I’m trying to understand the concepts of effective loop parallelization in PGI Accelerator.
I read about “parallel” and “vector” directives. If I understand right, “parallel” clause means that the iterations will be executed simultaneously on the accelerator. Number of concurrently executed iterations cannot be greater than number of cores on the GPU, right?
The “vector” clause means that the iterations will be executed simultaneously but with synchronization. So, there will be some synchro across iterations. Shouldn’t it slow down the computations a bit?
What is the parameter of the “vector” clause? It determines “how many iterations are in a vector”. But what does it mean? Can it be larger than number of GPU cores?

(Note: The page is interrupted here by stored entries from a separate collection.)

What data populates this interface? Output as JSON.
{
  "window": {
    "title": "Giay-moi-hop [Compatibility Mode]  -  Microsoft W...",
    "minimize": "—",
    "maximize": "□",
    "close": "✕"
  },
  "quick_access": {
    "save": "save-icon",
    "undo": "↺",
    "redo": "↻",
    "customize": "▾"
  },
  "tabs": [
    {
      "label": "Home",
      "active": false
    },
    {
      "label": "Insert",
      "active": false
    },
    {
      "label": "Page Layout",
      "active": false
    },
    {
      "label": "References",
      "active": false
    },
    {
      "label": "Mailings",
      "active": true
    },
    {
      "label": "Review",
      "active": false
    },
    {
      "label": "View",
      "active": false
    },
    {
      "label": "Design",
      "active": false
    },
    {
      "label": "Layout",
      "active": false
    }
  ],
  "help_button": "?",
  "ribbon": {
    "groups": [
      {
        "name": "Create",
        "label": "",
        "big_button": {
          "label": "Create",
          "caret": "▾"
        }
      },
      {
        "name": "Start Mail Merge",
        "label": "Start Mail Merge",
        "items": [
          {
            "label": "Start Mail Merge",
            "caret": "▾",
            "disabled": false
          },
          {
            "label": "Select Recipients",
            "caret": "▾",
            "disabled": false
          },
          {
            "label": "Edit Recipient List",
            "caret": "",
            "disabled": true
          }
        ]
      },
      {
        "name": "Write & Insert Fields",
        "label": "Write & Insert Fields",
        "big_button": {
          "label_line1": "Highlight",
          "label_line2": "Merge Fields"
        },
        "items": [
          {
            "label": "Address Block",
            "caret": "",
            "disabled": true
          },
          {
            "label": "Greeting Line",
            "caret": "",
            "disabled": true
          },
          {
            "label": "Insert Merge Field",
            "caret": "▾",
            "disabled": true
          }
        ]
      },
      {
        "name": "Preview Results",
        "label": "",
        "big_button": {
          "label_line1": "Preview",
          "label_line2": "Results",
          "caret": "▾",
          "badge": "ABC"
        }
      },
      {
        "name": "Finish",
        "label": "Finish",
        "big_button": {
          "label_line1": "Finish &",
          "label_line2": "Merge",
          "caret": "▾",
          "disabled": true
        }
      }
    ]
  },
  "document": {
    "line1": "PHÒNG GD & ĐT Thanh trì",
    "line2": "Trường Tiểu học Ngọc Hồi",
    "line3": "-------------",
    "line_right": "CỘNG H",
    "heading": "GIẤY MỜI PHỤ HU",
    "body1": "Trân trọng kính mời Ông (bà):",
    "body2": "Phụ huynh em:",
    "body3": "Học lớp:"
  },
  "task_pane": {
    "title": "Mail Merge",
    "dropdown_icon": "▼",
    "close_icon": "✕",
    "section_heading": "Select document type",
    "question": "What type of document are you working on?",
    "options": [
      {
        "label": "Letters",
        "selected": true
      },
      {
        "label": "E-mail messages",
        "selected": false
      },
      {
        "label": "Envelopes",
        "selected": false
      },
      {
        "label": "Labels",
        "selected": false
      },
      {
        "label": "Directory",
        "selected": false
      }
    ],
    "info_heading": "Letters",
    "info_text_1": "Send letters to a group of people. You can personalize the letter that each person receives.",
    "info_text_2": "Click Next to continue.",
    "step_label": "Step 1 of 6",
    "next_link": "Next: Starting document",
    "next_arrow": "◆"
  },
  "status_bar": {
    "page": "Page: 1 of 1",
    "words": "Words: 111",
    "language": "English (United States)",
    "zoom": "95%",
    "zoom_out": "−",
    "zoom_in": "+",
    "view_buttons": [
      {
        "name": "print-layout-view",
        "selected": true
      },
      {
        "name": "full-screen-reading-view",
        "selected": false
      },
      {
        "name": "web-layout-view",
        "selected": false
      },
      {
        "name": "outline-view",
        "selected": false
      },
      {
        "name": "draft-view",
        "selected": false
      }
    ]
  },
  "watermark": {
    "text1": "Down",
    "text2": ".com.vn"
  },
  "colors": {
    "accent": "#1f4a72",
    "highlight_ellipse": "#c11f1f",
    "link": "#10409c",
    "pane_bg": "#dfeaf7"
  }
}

Then, when I try to accelerate a simple loop like:
!$acc region do parallel do i=1,n a[i] = a[i]+2 enddo !$acc end region
(assuming that a is initialized earlier) I got as a result:
“Non-stride-1 access for array a”
Isn’t it a stride-1 access?
I’ve also tested an example code that I’ve found:
c Simple Loop Nest with Poor Cache Use: !$acc region do parallel do i=1,n do j=1,n a(i,j) = b(i,j) enddo enddo !$acc end region c Reversed Loop Nest to Achieve Stride-1 Access !$acc region do parallel do j=1,n do i=1,n a(i,j) = b(i,j) enddo enddo !$acc end region
There is also the same message about “non-stride-1 access” in case of first and second loops. I see than when I don’t put the “parallel” directive, the compiler automatically adds “parallel, vector(…)”. Why?